The pieces “really make us reflect on identity and American memory,” Lansing says.
Surrealism and Warhol
Lansing says that Flo Gris’s collection has not been strong in terms of Surrealism, but there are two new works by Varujan Boghosian. Lansing says they are very “open-ended in the way that they combine objects and encourage viewers to respond to them.”
One is a wooden hat mold with metal nails. It’s a Surrealist object that, according to the exhibition text, prompts viewers’ imaginations “to consider the placement of things in unusual or uncomfortable scenarios. In the 1930s, many Surrealist artists turned to their subconscious for inspiration and began combining objects in ways that challenged reason, which could be playful or menacing. In this piece, Boghosian’s placement of nails on a ‘head’ may conjure feelings of fear, discomfort, or pain. In another sense, the nails take on the quality of hair, or recall global traditions of tattoo and piercing.”
Also included in the exhibition: a work by Leo Jensen, who did the sculptures of the frogs for the now-famous bridge in Willimantic. It’s the pop artist’s mixed-media piece “Make Way for Yesterday,” which is a Surreal take on memory.
Appearing in the American Dream section of the show is Andy Warhol’s “Birmingham Race Riot,” which is from a portfolio of prints done in the 1960s called “X + X (Ten Works by Ten Painters)” that the Wadsworth Atheneum published.
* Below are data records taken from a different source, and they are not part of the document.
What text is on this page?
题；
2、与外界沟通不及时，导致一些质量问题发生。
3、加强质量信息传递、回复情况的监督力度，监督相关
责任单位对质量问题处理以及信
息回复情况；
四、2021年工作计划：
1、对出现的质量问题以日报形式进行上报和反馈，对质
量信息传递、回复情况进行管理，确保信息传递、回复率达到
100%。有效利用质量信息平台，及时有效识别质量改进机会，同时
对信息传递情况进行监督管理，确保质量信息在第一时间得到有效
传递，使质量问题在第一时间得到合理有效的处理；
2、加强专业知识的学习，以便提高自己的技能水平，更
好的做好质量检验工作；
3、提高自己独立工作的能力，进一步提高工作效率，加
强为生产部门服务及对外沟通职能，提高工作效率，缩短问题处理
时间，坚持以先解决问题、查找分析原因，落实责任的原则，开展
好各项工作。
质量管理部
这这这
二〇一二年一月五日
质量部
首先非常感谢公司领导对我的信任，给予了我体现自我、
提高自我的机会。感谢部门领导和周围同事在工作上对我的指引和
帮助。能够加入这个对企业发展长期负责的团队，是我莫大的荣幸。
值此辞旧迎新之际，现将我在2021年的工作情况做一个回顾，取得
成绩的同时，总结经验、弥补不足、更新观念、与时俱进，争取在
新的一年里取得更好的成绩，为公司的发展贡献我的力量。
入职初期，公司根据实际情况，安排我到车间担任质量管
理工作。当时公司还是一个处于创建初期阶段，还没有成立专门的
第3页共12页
This exhibition marks the first time something from that portfolio has been shown at Flo Gris, which acquired the print in 2019.
Warhol based the print on a 1963 photograph by Charles Moore of police attacking non-violent demonstrators in Birmingham, Alabama, who were protesting segregation.
“Warhol adjusted the source image, focusing on the Black man besieged by police dogs, but also reversing and blurring the composition. Those changes downplay the immediacy of the crackdown, perhaps acknowledging that the cruelty depicted went beyond this incident. To highlight that history, Warhol titled the print ‘Race Riot,’ a term typically applied to white violence against Blacks,” the exhibition text states.
Two large portraits in the first gallery are also recent acquisitions. One features a bride in her wedding dress and is titled “Margaret Daisy Gerow (Mrs. A. Phimister Proctor), Portrait in Wedding Dress.” Robert W. Vonnoh painted this in 1893 as Margaret “Mody” Daisy Gerow was preparing to wed sculptor A. Phimister Proctor.
Gerow was an artist, too, and the exhibition text notes, “Like many women of her time, Gerow would set aside her own art career to support Proctor’s work as a leading sculptor of animals, traveling with him to Paris not long after this portrait was painted.” In eras including this one, “women were encouraged to dream of marriage and motherhood as ultimate aspirations.”
Another portrait shows a mother and daughter sewing in John Christen Johansen’s “In the Sewing Room.”
“It reflects on this kind of intergenerational transmission of knowledge, the way that memories get passed down in a family,” Lansing says.
The themes of dreams and memories allowed Flo Gris to display next to each other very different artworks from the museum’s collection.
“Those juxtapositions can be really interesting to people, and just like dreams draw from everywhere and have a kind of eclecticism to them, we thought that having the show reflect that kind of eclecticism is really appropriate to the topic,” Lansing says.